Halkların Eşitlik ve Demokrasi Partisi (DEM Parti), İstanbul Barosu Başkanı İbrahim Kaboğlu ve Yönetim Kurulu üyelerinin görevine son verilmesine ilişkin yazılı bir açıklama yaptı. Açıklamada, İstanbul Barosu’nun, Kuzey ve Doğu Suriye’de 19 Aralık 2024’te gerçekleşen hava saldırısında hayatını kaybeden gazeteciler Nazım Daştan ve Cihan Bilgin’in durumunu gündeme getirdiği ve bu durumu soruşturulmasını talep ettiği için hedef haline geldiği ifade edildi.
DEM Parti, bu gelişmeye ilişkin yaptığı açıklamada, İstanbul Barosu’nun suçların soruşturulmasını istemesinin suç olmadığını belirterek, "İstanbul Barosu, hukukun verdiği görev çerçevesinde insan haklarını savunan bir barodur. İşlenmiş bir suçun soruşturulmasını istemek suç değildir" dedi.
Açıklamanın devamında, İstanbul Barosu'nun, bir suçla ilgili işlem yapılması yerine, Baro'nun kendisinin hedef alındığı ve baro yönetim kurulu üyeleri hakkında TMK kapsamında soruşturma açıldığı, hatta baro yönetim kurulu üyesi avukat Fırat Epözdemir’in tutuklandığı hatırlatıldı. Bu durumu tam bir hukuksuzluk olarak değerlendiren DEM Parti, “Baroyu hedef almak tam bir hukuksuzluktur” ifadelerini kullandı.
DEM Parti, Baro’nun işlevine müdahalenin demokratik hukuk ilkelerine meydan okuma olduğunu belirterek, bu tutumu kesinlikle kabul etmediklerini ve barış sağlanamayacağına dikkat çekti. Açıklamada, İstanbul Barosu Yönetim Kurulu’na karşı açılan davanın hızla karara bağlanarak görevden el çektirilmesinin, antidemokratik bir yönelimin göstergesi olduğu vurgulandı.

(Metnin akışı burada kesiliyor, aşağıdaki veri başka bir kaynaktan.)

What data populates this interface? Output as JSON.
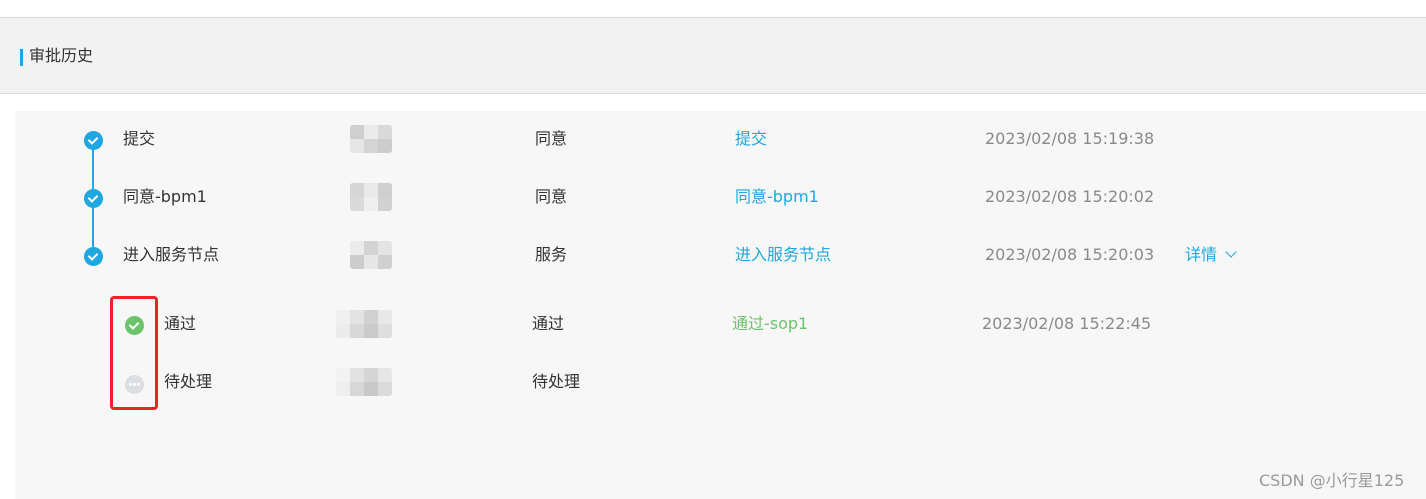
{
  "section": {
    "title": "审批历史"
  },
  "timeline": [
    {
      "name": "提交",
      "type": "同意",
      "link": "提交",
      "time": "2023/02/08 15:19:38",
      "status": "done"
    },
    {
      "name": "同意-bpm1",
      "type": "同意",
      "link": "同意-bpm1",
      "time": "2023/02/08 15:20:02",
      "status": "done"
    },
    {
      "name": "进入服务节点",
      "type": "服务",
      "link": "进入服务节点",
      "time": "2023/02/08 15:20:03",
      "status": "done",
      "detail": "详情"
    }
  ],
  "subtimeline": [
    {
      "name": "通过",
      "type": "通过",
      "link": "通过-sop1",
      "time": "2023/02/08 15:22:45",
      "status": "approved"
    },
    {
      "name": "待处理",
      "type": "待处理",
      "status": "pending"
    }
  ],
  "icons": {
    "done": "check-circle-icon",
    "approved": "check-circle-icon",
    "pending": "more-circle-icon",
    "detail": "chevron-down-icon"
  },
  "colors": {
    "accent": "#1ea7e1",
    "approved": "#6cc36c",
    "pending": "#dcdee3",
    "time": "#8a8a8a",
    "highlight": "#e8262a"
  },
  "watermark": "CSDN @小行星125"
}
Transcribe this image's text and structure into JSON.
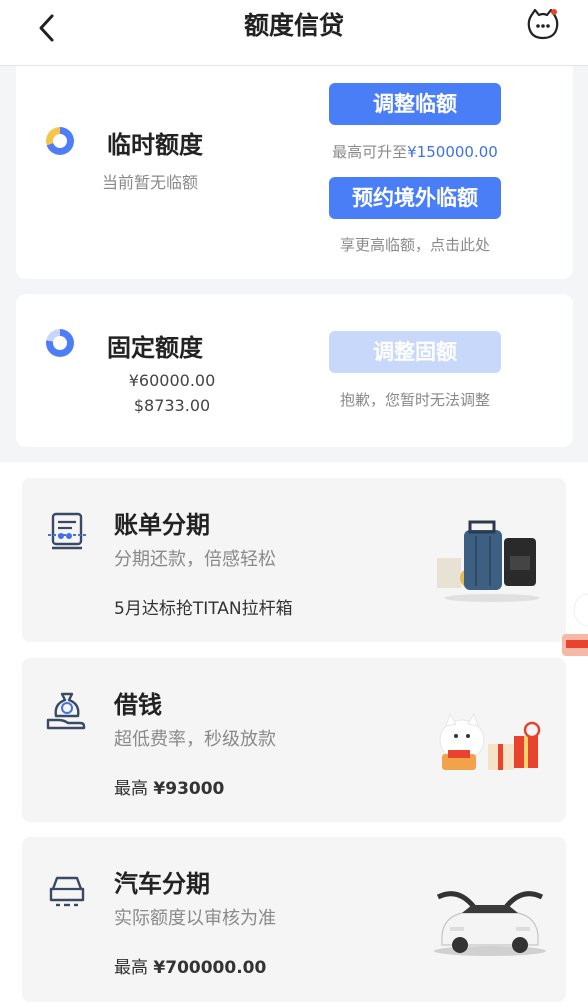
{
  "header": {
    "title": "额度信贷",
    "back_icon": "back-arrow-icon",
    "service_icon": "cat-service-icon"
  },
  "temp_limit": {
    "label": "临时额度",
    "status": "当前暂无临额",
    "adjust_button": "调整临额",
    "max_prefix": "最高可升至",
    "max_value": "¥150000.00",
    "overseas_button": "预约境外临额",
    "overseas_note": "享更高临额，点击此处"
  },
  "fixed_limit": {
    "label": "固定额度",
    "total": "¥60000.00",
    "available": "$8733.00",
    "adjust_button": "调整固额",
    "note": "抱歉，您暂时无法调整"
  },
  "services": [
    {
      "title": "账单分期",
      "subtitle": "分期还款，倍感轻松",
      "extra": "5月达标抢TITAN拉杆箱",
      "icon": "bill-installment-icon",
      "image": "luggage-illustration"
    },
    {
      "title": "借钱",
      "subtitle": "超低费率，秒级放款",
      "extra_prefix": "最高 ",
      "extra_value": "¥93000",
      "icon": "money-bag-hand-icon",
      "image": "lucky-cat-gifts-illustration"
    },
    {
      "title": "汽车分期",
      "subtitle": "实际额度以审核为准",
      "extra_prefix": "最高 ",
      "extra_value": "¥700000.00",
      "icon": "car-icon",
      "image": "white-suv-illustration"
    }
  ],
  "colors": {
    "primary": "#4a7ef7",
    "disabled": "#c7d8fb",
    "highlight": "#3e72e6"
  }
}
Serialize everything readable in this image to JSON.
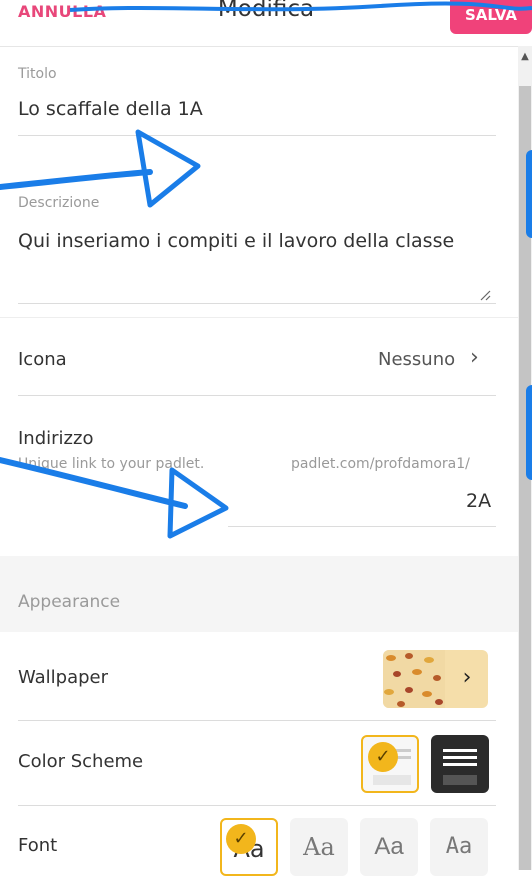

DEM Parti, "Barış ve Demokratik Toplum Çağrısı"nın yapıldığı bir dönemde İstanbul Barosu'na yapılan müdahalenin antidemokratik olduğunu belirterek, bu tutumu şiddetle reddettiklerini ve İstanbul Barosu Yönetim Kurulu’nun yanında olduklarını ifade etti. Ayrıca, halklardan aldıkları güçle barış, demokrasi ve adalet için mücadeleye devam edeceklerini belirttiler.